O estudo também explorou quanto desse dano global precisaria recair sobre o próprio Reino Unido para tornar o projeto um prejuízo líquido para o país. Os pesquisadores descobriram que, se apenas 5,9% do total de danos climáticos globais provenientes desses campos fossem sentidos dentro das fronteiras do Reino Unido, o projeto destruiria mais valor para a economia britânica do que cria. Esse limite não é uma fantasia distante; o Reino Unido já está altamente exposto aos riscos climáticos, desde ondas de calor e secas até o aumento do nível do mar. Verões recentes mostraram que o clima extremo pode custar bilhões ao Reino Unido em perda de produção, e o estudo sugere que a parcela de danos que recai sobre o Reino Unido é inteiramente viável, dada a sua vulnerabilidade. De fato, os pesquisadores observam que a participação histórica do Reino Unido nos danos climáticos globais já é superior a essa cifra de 5,9% ao analisar dados passados.

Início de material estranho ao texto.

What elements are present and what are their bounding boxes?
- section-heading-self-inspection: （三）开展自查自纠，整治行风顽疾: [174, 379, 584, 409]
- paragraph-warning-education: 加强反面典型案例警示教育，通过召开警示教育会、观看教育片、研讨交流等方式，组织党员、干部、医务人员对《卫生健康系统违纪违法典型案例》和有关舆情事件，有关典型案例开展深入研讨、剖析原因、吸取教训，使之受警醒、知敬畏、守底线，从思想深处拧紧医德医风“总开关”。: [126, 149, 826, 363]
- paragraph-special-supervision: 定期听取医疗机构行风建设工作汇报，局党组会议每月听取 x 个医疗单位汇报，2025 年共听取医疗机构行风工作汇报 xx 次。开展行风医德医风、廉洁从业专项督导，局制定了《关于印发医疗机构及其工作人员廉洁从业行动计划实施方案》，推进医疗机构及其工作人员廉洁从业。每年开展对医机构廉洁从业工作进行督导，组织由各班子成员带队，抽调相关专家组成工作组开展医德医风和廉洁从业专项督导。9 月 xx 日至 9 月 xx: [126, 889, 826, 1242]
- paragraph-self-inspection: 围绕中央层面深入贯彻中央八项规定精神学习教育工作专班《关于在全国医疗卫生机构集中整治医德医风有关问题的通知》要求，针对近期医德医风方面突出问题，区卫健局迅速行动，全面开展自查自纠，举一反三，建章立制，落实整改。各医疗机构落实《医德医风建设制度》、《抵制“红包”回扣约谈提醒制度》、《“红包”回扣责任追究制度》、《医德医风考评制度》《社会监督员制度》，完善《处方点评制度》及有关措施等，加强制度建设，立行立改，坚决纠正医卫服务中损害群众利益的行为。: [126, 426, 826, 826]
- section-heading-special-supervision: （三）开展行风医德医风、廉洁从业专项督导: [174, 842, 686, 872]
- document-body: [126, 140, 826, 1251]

O autor enfatiza que seus cálculos são provavelmente uma subestimativa conservadora. Os modelos utilizados focam em como o aumento da temperatura afeta o crescimento econômico, mas não contabilizam totalmente outras consequências graves, como mortes relacionadas ao clima, a destruição de cidades costeiras devido ao aumento do nível do mar ou a devastação específica de eventos climáticos extremos. Além disso, espera-se que o custo social do carbono aumente à medida que o planeta esquenta, o que significa que o dano causado pelas emissões liberadas no futuro poderá ser ainda maior do que o projetado pelo estudo. Os pesquisadores também apontam que os benefícios desses projetos estão concentrados entre um pequeno grupo de investidores e acionistas ricos, enquanto os custos são espalhados pela população global, com os fardos mais pesados recaindo sobre as nações e comunidades mais vulneráveis do mundo.

Apesar do claro argumento econômico contra a aprovação, o governo do Reino Unido tem considerado uma abordagem "pragmática" que pode permitir que esses campos sigam adiante, citando segurança energética e criação de empregos. No entanto, o estudo contesta a ideia de que esses campos realmente reduzirão as contas de energia ou garantirão o suprimento, observando que o petróleo e o gás produzidos serão amplamente vendidos em mercados internacionais, em vez de permanecerem no Reino Unido. A pesquisa sugere que o caminho para a segurança e acessibilidade energética reside na substituição dos combustíveis fósseis por energia renovável doméstica, uma transição que evita os enormes passivos econômicos de novos projetos de petróleo. O autor conclui que aprovar esses campos seria um uso ineficiente de recursos, transferindo efetivamente riqueza do futuro e de populações vulneráveis para acionistas atuais, enquanto destrói muito mais valor econômico do que cria. Os números indicam que a decisão de aprovar ou rejeitar esses campos não é apenas uma questão de política energética, mas uma escolha fundamental sobre se aceitaremos uma perda líquida para a economia global.